As for the difference between openid and oauth - from the perspective of local accounts, there is no difference. It's all the same. The difference is only that with openid you receive immediately some basic user info (email, etc.) while with oauth you receive a token and you have to make one more request to get the basic user info (email, etc.)
There is no difference however in regard to local accounts, if you're going to use OpenID or OAuth.
I will try to tell my view on the issues that you raised and hope that will clear things a little bit...
First, the idea is that the OAuth server is protecting some API or DATA, which third party applications (consumers) want to access.
If you do not have user accounts or data at your API behind the OAuth server, then why would a consumer application want to use your service - what is it going to get from you? That being said, I can't imagine a scenario, where you have an OAuth server and you don't have user accounts behind it.
If you just want to use OAuth for login of users, without providing user data through API, then it's better to use OpenID, but again you will have to have user accounts at your side.
Your point is correct that you make lookups via Consumer Key and (Your) User ID, and that is because of the protocol design.
The general flow is:
OAuth server (Provider) issues unauthorized Request Token to consumer application
Consumer sends the end-user to authorize the Request Token at the OAuth server (Provider)
After end-user authorizes the token, an access token is issued and given to the consumer (I've skipped some details and steps here, as they are not important for what I want to say, e.g. the consumer receives valid access token at the end)
On the authorization step, it's your OAuth server that create and save as a pair - which local user (local for the provider) authorized which consumer (consumer key-user id pair).
After that, when the consumer application want to access end-users DATA or API from Provider, it just sends the access token, but no user details.
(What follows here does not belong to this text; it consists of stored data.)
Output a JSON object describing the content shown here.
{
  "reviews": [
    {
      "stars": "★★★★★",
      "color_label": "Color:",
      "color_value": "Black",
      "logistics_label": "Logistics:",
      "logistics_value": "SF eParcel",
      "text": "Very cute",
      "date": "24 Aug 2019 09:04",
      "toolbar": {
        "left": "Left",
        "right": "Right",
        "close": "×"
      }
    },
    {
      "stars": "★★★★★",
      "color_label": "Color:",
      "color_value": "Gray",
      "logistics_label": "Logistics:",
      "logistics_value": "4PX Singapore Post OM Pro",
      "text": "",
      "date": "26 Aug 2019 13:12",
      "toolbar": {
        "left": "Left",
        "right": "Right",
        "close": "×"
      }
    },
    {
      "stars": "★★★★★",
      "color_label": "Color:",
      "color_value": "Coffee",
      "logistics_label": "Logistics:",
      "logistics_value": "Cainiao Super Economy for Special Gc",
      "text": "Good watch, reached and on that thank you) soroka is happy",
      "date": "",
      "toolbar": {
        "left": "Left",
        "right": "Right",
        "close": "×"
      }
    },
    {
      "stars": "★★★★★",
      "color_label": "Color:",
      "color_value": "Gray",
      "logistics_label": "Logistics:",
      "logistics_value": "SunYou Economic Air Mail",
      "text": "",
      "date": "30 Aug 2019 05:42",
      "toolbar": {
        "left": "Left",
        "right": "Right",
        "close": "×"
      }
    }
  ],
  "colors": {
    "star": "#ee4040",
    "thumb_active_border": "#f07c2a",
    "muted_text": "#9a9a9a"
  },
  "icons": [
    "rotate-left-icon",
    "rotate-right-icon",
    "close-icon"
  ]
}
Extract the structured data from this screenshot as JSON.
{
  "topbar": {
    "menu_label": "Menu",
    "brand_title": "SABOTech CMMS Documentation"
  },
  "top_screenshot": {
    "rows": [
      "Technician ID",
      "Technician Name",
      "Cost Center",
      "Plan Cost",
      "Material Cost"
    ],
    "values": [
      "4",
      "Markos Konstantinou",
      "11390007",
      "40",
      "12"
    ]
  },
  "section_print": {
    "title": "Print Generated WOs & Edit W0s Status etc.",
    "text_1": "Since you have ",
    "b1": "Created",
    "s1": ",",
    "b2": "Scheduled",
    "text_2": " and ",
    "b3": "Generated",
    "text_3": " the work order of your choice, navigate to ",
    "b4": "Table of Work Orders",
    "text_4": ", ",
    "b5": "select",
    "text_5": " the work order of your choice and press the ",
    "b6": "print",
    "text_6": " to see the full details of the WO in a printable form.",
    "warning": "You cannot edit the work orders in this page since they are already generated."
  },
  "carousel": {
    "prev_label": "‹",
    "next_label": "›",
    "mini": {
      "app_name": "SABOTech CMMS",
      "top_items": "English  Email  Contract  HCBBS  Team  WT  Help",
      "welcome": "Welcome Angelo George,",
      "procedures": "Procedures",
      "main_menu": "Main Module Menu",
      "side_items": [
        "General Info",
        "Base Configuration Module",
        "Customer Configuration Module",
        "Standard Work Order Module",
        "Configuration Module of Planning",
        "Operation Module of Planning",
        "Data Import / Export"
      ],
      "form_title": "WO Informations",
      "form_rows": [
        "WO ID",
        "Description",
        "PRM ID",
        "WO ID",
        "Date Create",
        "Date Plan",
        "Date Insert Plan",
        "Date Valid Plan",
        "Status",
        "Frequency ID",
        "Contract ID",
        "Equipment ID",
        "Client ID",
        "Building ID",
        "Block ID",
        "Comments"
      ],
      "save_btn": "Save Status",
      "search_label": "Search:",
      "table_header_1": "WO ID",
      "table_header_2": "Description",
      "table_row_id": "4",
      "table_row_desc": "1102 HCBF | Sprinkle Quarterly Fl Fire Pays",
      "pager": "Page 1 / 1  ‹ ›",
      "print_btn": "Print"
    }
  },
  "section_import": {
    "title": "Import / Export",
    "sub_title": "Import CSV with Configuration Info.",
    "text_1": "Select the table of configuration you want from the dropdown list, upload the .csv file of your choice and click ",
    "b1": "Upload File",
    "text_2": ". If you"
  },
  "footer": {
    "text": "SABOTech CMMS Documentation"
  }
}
The OAuth server (Provider) then, can check by the token, which is the local USER ID that has authorized that token before that, in order to return user data or API functionallity for that user to the consumer.
I don't think that you can go without local users at your side, if you are a provider.
About the callback question, I think there's no difference if you have dynamic or static (on registration) callback URL in regard to how you handle OAuth sessions with consumer keys and user id. The OAuth specification itself, does not mandate to have a callback URL at all - it's an optional parameter to have, optional to send every time, or optional to register it only once in the beginning. The OAuth providers decide which option is best for them to use, and that's why there are different implementations.
When the provider has a static defined callback URL in the database, connected with a consumer, it is considered a more secure approach, because the end-user cannot be redirected to a 'false' callback URL.
For example, if an evil man steals the consumer key of a GreatApp, then he can make himself a consumer EvilApp that can impersonate the original GreatApp and send requests to the OAuth server as it was the original. However, if the OAuth server only allows static (predefined) callback URL, the requests of the EvilApp will always end at the GreatApp callback URL, and the EvilApp will not be able to get Access Token.